Se decide a continuación sobre la admisibilidad de la demanda presentada por José Jesús y Nicolás Fernando Giraldo López, para sustentar el recurso extraordinario de casación interpuesto frente a la sentencia de 10 de mayo de 2012, proferida por la Sala Civil – Familia – Laboral del Tribunal Superior del Distrito Judicial de Armenia, dentro del proceso ordinario que adelantaron en contra de la Cooperativa Nacional de Cafeteros de Calarcá Limitada.
ANTECEDENTES
1. Los accionantes pidieron declarar la existencia de contratos verbales y sucesivos de venta de café a la citada Cooperativa, quien les adeuda por ese concepto cuatrocientos diecisiete millones seiscientos cuatro mil quinientos noventa y un pesos ($417’604.591), que debe pagar junto con sus intereses «a la tasa máxima legal permitida causados desde el día diez de agosto de dos mil siete», hasta su satisfacción (folio 11, cuaderno 1).
1. Los hechos que justifican su reclamo se resumen así (folios 5 al 10, cuaderno 1):
a. José Jesús y Nicolás iniciaron (16 dic. 2003) la negociación de café verbalmente con la Cooperativa «a través de la agencia atendida por el señor Rogelio Giraldo ubicada en la (…) ciudad de Manizales», siendo fijado el precio diariamente de acuerdo con las fluctuaciones del mercado.
a. El representante legal de su contraparte abrió en la misma fecha cuenta corriente en Bancafé del municipio de Anserma, aclarando que «la persona autorizada para la expedición y firma de cheques (…) sin sello y cuantía era el señor José Giraldo», por lo que éste era «el encargado del manejo de la misma», pudiendo recibir dineros y girar cheques para «cumplir las obligaciones generadas en la venta de café».
a. Nicolás Fernando «es propietario de la compra de café La 13», que antes pertenecía a José Jesús, desde donde se despachaba a la Cooperativa Nacional de Caficultores de Calarcá Ltda. «el café objeto de compra».
a. Entre diciembre de 2006 y el 10 de julio de 2007, entregaron a la Cooperativa productos por un mil ochocientos sesenta y ocho millones ciento setenta y nueve mil doscientos diez pesos ($1.868’179.210) que eran puestos «en las Trilladoras designadas por quien ostentaba la calidad de agencista (sic) de la Cooperativa en la ciudad de Manizales, señor Rogelio Giraldo», de los que quedó adeudando cuatrocientos diecisiete millones seiscientos cuatro mil quinientos noventa y un pesos ($417’604.591).
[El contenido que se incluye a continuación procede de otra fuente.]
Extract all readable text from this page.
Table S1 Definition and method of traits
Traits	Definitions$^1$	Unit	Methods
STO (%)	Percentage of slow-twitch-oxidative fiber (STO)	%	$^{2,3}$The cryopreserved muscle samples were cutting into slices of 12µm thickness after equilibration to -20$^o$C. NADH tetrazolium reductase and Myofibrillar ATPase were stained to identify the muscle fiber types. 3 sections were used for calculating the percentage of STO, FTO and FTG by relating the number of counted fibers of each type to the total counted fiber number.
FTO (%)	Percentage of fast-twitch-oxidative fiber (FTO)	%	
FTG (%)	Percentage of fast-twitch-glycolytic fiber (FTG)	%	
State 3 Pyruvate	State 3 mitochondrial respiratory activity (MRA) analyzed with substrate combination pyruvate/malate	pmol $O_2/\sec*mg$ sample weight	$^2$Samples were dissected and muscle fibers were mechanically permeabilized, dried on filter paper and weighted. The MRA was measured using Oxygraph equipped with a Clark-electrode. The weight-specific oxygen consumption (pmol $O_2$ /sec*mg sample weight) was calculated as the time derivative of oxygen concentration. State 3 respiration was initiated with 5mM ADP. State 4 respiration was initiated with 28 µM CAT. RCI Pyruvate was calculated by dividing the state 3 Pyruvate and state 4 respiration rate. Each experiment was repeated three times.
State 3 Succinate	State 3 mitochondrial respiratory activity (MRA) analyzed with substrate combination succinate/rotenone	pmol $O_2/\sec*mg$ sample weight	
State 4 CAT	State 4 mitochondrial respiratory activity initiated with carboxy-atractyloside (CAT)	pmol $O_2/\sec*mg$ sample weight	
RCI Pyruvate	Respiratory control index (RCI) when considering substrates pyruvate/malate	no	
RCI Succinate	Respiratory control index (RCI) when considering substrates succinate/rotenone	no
a. La obligada puso el 10 de agosto de 2007, como fecha límite a Rogelio Giraldo «para encontrarse a paz y salvo» por esa suma, lo que no cumplió.
a. Un funcionario de la entidad, debidamente autorizado, recogió «chequeras, talonarios de facturación, sellos y demás elementos pertenecientes a Coocafé Ltda.» y canceló la cuenta corriente en Bancafé Anserma.
1. Notificada la Cooperativa Nacional de Cafeteros Calarcá Limitada, se opuso y formuló como defensas «falta de legitimación en la causa por pasiva», «cobro de lo no debido», «inexistencia de la obligación que se cobra», «buena fe» y la «inexistencia de negocio causal entre Coocafe y los demandantes para la creación de las obligaciones reclamadas» (folios 174 al 182, cuaderno 1).
1. El Juzgado Civil del Circuito de Calarcá negó las pretensiones, sin que estimara necesario pronunciarse sobre las excepciones, en fallo que apelaron los promotores (folios 328 al 353 cuaderno 1).
1. El Tribunal lo confirmó, fundamentando la decisión en estos términos (folios 10 al 38, cuaderno 7):
a. La inconformidad se refiere «a puntualizar que no fue adecuadamente valorado el acervo probatorio del proceso, para declarar no prósperas las pretensiones de la demanda», que se basó en el incumplimiento contractual de la opositora, sin que el acuerdo verbal entre las partes aparezca demostrado, «a pesar del material probatorio legalmente aportado».
a. A pesar de que el apoderado de la contradictora acepta como cierto el que ésta «solicitó a Bancafé del municipio de Anserma, Caldas, la apertura de una cuenta corriente aclarando en el mismo oficio que la persona autorizada para la expedición y firma de cheques en la cuenta sin sello y cuantía era el señor José Giraldo», ello no constituye confesión de que «existieron contratos de compraventa mercantil de café, de naturaleza verbal y sucesiva, celebrados por la entidad con los señores José Jesús y Nicolás Giraldo López».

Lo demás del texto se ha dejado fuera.